Learn
Hypothesis Testing with R
Sample Mean and Population Mean - I

Suppose you want to know the average height of an oak tree in your local park. On Monday, you measure `10` trees and get an average height of `32` ft. On Tuesday, you measure `12` different trees and reach an average height of `35` ft. On Wednesday, you measure the remaining `11` trees in the park, whose average height is `31` ft. The average height for all `33` trees in your local park is `32.8` ft.

The collection of individual height measurements on Monday, Tuesday, and Wednesday are each called samples. A sample is a subset of the entire population (all the oak trees in the park). The mean of each sample is a sample mean and it is an estimate of the population mean.

Note: the sample means (`32` ft., `35` ft., and `31` ft.) were all close to the population mean (`32.8` ft.), but were all slightly different from the population mean and from each other.

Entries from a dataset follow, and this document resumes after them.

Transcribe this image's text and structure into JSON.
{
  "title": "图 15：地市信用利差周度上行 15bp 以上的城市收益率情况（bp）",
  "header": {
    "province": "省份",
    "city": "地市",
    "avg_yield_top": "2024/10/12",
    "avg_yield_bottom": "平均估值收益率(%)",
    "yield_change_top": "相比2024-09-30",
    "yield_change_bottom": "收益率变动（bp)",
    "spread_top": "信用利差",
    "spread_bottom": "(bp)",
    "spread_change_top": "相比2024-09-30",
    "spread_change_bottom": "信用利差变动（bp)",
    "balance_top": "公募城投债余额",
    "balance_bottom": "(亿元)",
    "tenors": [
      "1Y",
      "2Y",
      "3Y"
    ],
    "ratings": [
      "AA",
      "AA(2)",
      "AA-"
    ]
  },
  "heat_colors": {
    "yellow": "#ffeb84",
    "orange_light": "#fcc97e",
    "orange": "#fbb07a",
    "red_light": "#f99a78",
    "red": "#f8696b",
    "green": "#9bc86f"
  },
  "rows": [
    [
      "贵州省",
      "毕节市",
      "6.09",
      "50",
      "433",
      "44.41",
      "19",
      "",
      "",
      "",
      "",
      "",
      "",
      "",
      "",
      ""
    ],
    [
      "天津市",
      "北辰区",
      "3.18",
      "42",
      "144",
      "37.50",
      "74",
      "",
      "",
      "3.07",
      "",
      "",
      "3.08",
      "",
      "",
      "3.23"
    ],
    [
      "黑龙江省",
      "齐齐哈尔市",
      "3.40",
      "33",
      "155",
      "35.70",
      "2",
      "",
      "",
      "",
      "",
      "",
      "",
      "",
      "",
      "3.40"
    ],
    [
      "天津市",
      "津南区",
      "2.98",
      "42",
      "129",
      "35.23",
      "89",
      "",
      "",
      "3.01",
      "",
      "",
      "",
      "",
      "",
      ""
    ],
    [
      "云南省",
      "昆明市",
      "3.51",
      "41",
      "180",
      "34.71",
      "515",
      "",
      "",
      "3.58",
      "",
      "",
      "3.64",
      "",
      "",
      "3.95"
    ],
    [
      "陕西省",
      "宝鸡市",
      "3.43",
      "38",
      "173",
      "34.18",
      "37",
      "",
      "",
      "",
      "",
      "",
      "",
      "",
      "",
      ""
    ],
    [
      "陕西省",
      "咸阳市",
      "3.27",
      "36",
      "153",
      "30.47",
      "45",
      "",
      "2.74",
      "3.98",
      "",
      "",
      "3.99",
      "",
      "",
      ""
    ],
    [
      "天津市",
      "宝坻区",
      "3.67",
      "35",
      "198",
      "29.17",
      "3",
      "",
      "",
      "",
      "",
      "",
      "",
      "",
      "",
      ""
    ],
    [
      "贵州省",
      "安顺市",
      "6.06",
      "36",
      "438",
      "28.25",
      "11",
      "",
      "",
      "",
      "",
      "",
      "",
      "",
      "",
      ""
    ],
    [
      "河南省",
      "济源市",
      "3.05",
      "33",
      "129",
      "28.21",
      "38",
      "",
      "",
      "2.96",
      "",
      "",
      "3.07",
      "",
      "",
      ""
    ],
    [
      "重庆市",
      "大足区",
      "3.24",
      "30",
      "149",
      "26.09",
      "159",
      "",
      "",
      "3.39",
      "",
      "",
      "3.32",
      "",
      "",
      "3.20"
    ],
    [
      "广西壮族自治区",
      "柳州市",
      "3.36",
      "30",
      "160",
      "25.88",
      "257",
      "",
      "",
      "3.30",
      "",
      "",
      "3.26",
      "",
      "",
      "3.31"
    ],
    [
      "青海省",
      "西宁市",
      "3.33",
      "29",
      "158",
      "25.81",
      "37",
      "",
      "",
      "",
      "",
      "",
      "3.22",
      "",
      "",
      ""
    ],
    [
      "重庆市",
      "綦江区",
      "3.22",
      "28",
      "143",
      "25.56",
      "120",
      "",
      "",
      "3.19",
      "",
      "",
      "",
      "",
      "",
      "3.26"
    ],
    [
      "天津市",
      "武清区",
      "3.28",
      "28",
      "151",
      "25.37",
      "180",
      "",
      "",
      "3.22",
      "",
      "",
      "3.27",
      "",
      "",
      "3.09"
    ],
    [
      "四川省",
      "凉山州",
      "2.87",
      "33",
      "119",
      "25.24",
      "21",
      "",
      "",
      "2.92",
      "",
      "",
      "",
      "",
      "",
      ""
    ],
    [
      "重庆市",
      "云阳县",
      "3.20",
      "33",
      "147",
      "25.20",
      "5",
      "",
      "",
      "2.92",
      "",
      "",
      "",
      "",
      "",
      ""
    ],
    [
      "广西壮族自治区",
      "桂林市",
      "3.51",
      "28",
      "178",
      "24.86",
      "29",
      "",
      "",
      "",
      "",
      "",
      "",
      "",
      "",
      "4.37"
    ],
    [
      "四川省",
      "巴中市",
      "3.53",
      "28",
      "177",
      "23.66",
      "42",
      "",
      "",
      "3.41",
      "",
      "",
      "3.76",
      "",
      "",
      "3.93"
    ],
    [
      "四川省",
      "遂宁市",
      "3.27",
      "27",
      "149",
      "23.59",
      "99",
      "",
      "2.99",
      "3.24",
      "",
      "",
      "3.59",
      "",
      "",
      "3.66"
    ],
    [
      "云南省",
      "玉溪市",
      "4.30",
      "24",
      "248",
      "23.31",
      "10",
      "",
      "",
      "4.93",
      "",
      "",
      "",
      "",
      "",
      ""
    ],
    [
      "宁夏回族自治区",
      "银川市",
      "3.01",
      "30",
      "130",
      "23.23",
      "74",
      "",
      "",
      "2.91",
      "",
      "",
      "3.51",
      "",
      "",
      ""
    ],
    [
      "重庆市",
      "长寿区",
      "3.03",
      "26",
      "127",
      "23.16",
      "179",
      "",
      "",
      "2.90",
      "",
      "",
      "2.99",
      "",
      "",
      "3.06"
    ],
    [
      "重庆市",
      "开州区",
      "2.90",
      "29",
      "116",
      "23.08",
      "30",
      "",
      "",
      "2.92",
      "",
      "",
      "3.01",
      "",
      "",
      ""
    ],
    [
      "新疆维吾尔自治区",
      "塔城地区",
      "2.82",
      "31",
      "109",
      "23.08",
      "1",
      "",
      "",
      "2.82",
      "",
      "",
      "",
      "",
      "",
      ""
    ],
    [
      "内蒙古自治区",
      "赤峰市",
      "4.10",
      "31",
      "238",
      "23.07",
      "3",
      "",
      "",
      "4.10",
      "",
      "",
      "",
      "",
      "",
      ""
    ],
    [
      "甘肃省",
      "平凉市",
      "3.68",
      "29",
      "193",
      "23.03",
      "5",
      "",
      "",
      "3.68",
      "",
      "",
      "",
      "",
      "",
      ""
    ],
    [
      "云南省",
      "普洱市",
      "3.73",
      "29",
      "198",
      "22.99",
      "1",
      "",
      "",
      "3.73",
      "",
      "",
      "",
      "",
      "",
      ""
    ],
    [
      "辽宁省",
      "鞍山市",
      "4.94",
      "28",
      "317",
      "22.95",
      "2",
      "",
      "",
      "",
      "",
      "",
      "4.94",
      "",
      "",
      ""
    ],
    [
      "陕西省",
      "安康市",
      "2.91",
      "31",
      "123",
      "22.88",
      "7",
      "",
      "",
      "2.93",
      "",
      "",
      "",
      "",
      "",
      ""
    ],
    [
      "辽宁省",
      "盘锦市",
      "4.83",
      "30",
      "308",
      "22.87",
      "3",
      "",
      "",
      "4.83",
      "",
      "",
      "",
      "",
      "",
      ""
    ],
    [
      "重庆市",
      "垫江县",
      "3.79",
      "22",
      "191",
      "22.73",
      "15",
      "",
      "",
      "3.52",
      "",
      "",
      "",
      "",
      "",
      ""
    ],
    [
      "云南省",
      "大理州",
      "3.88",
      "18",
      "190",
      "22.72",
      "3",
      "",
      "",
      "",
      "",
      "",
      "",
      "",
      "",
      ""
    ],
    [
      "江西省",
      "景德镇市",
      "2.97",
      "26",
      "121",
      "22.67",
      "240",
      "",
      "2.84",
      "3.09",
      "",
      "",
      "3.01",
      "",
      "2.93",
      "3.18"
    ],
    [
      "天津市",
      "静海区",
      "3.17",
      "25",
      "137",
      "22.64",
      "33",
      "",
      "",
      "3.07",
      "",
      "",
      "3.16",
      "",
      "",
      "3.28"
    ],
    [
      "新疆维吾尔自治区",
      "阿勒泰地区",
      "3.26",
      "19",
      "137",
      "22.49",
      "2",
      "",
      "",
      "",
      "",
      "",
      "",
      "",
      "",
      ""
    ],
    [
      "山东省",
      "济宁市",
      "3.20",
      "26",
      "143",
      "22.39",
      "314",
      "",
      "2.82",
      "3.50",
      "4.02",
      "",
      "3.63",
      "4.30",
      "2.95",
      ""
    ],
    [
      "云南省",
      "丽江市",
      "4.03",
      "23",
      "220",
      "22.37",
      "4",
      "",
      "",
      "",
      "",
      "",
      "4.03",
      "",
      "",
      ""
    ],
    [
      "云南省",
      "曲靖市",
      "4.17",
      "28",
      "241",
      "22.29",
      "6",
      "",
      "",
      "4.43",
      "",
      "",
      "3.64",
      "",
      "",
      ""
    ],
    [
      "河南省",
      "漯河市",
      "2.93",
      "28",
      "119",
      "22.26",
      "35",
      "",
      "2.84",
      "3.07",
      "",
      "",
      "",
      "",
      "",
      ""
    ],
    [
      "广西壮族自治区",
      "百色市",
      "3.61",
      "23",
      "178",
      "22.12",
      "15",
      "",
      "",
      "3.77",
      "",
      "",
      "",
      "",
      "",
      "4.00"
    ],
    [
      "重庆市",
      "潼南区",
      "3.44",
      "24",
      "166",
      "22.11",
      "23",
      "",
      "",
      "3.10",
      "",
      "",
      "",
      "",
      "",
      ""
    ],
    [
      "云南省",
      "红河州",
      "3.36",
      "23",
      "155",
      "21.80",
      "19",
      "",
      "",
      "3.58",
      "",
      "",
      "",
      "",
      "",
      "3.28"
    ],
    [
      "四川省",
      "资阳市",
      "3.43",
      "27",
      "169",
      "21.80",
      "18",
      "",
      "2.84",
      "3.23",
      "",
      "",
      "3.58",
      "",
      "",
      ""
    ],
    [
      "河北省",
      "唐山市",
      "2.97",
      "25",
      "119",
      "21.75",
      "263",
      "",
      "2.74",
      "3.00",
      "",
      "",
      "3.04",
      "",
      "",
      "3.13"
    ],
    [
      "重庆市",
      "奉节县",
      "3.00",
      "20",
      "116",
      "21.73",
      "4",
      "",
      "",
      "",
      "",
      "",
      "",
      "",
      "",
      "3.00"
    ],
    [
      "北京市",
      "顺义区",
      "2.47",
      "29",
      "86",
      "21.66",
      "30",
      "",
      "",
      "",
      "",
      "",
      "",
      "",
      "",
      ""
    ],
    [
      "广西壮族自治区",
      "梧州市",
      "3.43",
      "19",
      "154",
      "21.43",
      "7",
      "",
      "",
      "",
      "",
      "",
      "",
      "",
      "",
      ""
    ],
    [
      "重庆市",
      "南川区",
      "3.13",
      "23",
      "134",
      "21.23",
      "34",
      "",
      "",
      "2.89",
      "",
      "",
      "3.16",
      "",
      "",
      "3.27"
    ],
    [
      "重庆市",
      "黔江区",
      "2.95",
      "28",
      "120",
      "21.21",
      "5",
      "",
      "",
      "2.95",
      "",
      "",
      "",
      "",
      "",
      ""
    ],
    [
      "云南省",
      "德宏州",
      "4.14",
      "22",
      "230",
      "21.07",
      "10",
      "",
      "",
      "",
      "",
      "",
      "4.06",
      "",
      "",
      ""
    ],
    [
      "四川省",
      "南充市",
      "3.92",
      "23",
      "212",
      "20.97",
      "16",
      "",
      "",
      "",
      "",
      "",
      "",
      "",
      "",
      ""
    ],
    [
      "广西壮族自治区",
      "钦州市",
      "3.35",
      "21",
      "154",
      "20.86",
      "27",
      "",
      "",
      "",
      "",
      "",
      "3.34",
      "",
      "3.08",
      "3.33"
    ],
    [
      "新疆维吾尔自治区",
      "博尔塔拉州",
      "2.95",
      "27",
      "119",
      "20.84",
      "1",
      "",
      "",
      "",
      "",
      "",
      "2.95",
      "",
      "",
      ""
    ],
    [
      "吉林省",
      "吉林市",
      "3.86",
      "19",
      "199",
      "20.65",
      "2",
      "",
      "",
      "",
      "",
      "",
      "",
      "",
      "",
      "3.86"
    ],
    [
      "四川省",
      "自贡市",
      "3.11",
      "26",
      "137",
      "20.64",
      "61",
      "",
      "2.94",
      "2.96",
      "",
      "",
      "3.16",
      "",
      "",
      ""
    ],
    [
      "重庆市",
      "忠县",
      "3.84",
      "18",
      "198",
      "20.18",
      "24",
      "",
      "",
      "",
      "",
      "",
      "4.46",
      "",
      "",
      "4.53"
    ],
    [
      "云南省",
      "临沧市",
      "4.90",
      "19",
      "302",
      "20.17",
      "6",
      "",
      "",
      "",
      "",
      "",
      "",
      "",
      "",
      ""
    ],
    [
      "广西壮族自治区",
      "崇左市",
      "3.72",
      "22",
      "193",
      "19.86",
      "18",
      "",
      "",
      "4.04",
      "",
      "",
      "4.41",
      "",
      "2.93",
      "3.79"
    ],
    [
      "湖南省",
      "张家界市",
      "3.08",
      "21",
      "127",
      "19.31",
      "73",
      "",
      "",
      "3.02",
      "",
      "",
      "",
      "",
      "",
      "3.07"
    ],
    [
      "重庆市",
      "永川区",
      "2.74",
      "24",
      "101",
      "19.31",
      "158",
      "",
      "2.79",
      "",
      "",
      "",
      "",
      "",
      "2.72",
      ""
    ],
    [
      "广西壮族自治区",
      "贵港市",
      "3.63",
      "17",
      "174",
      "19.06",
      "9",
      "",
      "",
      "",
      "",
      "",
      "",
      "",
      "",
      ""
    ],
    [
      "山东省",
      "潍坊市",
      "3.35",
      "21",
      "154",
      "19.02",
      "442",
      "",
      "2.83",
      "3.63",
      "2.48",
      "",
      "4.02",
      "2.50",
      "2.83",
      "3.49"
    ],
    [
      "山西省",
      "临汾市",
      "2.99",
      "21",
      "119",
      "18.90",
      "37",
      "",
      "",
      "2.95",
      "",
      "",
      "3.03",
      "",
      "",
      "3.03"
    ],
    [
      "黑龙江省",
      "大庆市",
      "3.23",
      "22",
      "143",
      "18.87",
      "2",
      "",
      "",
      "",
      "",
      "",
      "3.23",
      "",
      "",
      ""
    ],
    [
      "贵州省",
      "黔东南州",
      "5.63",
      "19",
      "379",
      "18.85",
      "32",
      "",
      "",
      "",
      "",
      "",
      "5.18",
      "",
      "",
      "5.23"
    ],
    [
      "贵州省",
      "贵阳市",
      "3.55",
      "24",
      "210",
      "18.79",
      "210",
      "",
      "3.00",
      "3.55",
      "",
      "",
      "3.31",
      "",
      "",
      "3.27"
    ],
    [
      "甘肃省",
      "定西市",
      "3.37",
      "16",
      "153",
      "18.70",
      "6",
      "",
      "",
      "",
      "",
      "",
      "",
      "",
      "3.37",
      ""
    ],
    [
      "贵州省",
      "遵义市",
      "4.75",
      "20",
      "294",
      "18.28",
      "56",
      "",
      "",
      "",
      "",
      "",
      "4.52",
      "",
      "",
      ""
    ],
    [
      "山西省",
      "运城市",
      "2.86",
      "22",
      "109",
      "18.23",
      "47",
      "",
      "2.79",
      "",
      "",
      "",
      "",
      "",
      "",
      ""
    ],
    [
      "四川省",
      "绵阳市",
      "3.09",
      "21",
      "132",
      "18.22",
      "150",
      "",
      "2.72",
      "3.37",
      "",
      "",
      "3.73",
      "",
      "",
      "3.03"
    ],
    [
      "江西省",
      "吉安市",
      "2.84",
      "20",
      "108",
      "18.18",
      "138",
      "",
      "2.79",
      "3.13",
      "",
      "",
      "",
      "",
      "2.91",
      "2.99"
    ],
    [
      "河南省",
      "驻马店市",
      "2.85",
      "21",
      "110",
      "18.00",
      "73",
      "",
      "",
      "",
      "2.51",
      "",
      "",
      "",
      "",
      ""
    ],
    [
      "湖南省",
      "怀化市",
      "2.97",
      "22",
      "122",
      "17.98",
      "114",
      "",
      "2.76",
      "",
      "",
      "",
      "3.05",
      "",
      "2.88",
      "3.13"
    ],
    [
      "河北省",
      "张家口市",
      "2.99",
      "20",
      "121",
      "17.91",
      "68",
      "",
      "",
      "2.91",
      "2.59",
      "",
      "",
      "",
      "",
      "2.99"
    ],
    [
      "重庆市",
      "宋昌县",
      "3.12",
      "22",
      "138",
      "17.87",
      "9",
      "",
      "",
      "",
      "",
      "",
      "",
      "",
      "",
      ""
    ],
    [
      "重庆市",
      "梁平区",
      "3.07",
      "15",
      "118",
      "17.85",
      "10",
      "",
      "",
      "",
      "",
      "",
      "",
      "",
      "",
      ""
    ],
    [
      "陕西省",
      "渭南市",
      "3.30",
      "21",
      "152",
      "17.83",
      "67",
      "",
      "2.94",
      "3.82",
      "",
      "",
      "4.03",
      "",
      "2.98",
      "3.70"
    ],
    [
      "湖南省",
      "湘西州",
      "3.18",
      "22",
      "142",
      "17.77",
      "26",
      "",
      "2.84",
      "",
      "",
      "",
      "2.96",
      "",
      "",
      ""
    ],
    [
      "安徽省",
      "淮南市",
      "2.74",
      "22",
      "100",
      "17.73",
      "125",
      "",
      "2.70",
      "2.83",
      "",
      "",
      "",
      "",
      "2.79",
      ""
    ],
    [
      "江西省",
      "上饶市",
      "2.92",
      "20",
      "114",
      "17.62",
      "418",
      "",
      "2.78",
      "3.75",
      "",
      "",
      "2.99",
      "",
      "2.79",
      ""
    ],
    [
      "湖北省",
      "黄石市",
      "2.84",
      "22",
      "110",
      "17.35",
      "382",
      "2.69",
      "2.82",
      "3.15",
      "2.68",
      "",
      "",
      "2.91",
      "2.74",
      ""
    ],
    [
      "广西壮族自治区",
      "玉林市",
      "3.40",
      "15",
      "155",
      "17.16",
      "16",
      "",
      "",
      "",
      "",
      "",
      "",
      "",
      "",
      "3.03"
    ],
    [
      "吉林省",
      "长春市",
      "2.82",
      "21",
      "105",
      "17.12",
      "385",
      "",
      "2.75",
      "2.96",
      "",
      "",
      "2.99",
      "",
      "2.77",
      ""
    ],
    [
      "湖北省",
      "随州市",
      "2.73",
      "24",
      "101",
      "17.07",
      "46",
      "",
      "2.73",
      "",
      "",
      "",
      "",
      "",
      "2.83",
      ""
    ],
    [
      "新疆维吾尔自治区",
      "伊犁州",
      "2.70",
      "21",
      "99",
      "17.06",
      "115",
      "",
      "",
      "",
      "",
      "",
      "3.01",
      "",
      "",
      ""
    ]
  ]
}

For a population, the mean is a constant value no matter how many times it’s recalculated. But with a set of samples, the mean will depend on exactly which samples are selected. From a sample mean, we can then extrapolate the mean of the population as a whole. There are three main reasons we might use sampling:

• data on the entire population is not available
• data on the entire population is available, but it is so large that it is unfeasible to analyze
• meaningful answers to questions can be found faster with sampling

Instructions

1.

In the workspace, we’ve generated a random population of size `300` that follows a normal distribution with a mean of `65`. Update the value of `population_mean` to store the `mean()` of `population`. Does it closely match your expectation?

2.

Let’s look at how the means of different samples can vary within the same population.

The code in the notebook generates 5 random samples from `population`. `sample_1` is displayed and `sample_1_mean` has been calculated.

Replace the `"Not calculated"` strings with calculations of the means for `sample_2`, `sample_3`, `sample_4`, and `sample_5`.

Look at the population mean and the sample means. Are they all the same? All different? Why?